A Multiresolution Analysis (MRA) of L2(R) is a nested family of subspaces,
... ⊆ V-1 ⊆ V0 ⊆ V1 ⊆ V2 ⊆ ...
such that
i) If f(x) is in Vn then f(2x) is in Vn+1,
ii) V0 contains integer translations of its elements, (i.e. if f(x) is in V0, then so are f(x-k) for any integer k.)
iii) There is a function φ(x) in V0, called the scaling function, which "generates" the space V0 - in the sense that, any function in V0 can be expressed as a linear combination of the functions {φ(2x-k)} (for integer k).
iv) The intersection of the spaces {Vi} is equal to {0}.
v) The union of the spaces {Vi} is dense in L2(R).
Because of (i) and (ii), as you go higher up in the spaces Vn, you will capture "finer detail".
As a consequence of (iii), φ itself can be expressed as a linear combination of compressed translations. i.e. φ(x) = Σk sk φ(2x-k) for some real (or complex) coefficients {sk}. These are called the scaling coefficients. A function satisfying such an identity is often called self similar. The equation is similar to, but not quite, a finite difference equation.

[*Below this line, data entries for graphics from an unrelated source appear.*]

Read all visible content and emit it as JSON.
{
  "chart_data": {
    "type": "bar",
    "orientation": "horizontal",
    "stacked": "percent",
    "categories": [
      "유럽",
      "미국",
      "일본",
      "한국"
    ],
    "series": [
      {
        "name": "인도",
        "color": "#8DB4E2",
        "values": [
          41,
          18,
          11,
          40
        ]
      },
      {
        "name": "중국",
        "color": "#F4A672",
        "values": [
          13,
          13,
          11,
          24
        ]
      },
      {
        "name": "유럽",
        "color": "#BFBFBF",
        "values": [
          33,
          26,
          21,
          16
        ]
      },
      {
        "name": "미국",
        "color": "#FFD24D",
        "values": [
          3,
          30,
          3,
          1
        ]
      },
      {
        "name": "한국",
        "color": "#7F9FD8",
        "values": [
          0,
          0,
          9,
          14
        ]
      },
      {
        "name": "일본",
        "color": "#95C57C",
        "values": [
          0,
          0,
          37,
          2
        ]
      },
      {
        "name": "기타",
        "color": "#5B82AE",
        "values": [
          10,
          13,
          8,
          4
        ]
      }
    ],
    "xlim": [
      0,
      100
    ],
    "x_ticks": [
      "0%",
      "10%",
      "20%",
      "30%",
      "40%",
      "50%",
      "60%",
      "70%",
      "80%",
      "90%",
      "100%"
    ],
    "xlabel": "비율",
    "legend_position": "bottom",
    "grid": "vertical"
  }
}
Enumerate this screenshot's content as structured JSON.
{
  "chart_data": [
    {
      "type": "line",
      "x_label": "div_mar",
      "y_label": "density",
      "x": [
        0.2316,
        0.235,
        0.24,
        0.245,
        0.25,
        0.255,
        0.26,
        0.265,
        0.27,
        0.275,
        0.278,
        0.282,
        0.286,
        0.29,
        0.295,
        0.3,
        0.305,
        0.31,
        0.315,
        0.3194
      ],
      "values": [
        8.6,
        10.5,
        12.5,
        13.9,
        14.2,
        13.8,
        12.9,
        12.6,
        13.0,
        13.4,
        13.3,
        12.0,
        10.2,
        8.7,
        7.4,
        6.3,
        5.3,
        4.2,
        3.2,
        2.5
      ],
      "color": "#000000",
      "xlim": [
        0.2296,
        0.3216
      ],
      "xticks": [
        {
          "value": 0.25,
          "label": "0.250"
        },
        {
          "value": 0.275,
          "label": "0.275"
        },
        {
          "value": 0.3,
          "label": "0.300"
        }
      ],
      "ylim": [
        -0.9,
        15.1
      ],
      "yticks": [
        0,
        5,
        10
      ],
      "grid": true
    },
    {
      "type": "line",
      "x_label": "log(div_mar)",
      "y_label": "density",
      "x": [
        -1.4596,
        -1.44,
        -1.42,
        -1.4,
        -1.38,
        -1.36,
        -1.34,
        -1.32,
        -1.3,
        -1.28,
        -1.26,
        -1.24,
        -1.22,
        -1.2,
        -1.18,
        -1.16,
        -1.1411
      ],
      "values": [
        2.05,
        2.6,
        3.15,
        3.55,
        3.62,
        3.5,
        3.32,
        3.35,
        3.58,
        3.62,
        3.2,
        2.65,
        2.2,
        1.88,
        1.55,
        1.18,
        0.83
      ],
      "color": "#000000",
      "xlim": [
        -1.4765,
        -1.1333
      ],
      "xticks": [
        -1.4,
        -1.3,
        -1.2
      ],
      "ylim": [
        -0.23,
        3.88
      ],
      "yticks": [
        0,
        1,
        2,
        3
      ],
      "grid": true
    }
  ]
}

If the scaling function φ is orthogonal, meaning that the L2 inner product <φ(x-k), φ(x-j)> = ∫ φ(x-k) φ(x-j) dx = δjk , this is sometimes called an orthogonal MRA. If the scaling function is compactly supported, there will be finitely many non-zero scaling coefficients, and vice versa. Often times the scaling function will be continuous, or of finite support, or twice differentiable, in order to grant the MRA nice features.
In this orthogonal case, one could define the wavelet space Wn as the orthogonal complement of Vn within Vn+1. A wavelet is formed (as a linear combination of the {φ(2x-k)}) by using the wavelet coefficients, and these are defined by reversing the order of the scaling coefficients and alternating the sign on each coefficient. (wk = (-1)k s1-k). This wavelet, being an element of W0, will be orthogonal (in the L2 sense) to all of V0, as it is orthogonal to the scaling function φ(x) which generates V0.
A good first example of an orthogonal scaling function, despite not being continuous, is the Haar function. This function is the identity (equal to 1) over the interval 0, 1, and it is equal to 0 elsewhere. The scaling coefficients would be {1, 1}, because given the Haar function as p(x), we would have p(x) = p(2x) + p(2x-1).
The Haar wavelet would use the wavelet coefficients {1, -1}, it would be defined as ψ(x) = p(2x) - p(2x-1), and it would be equal to one over 0, 1/2, and equal to negative one over 1/2, 1. (You can see how integrating this times the Haar function would give you zero - they are orthogonal.)
A more interesting example, though not orthogonal, is the "tent" function T(x), the piecewise linear function increasing from 0 to 1 over the interval -1, 0, then decreasing from 1 to 0 over the interval 0, 1. The scaling coefficients in this case are {1/2, 1, 1/2}, as the function T(x) = 1/2 T(2x+1) + T(2x) + 1/2 T(2x-1).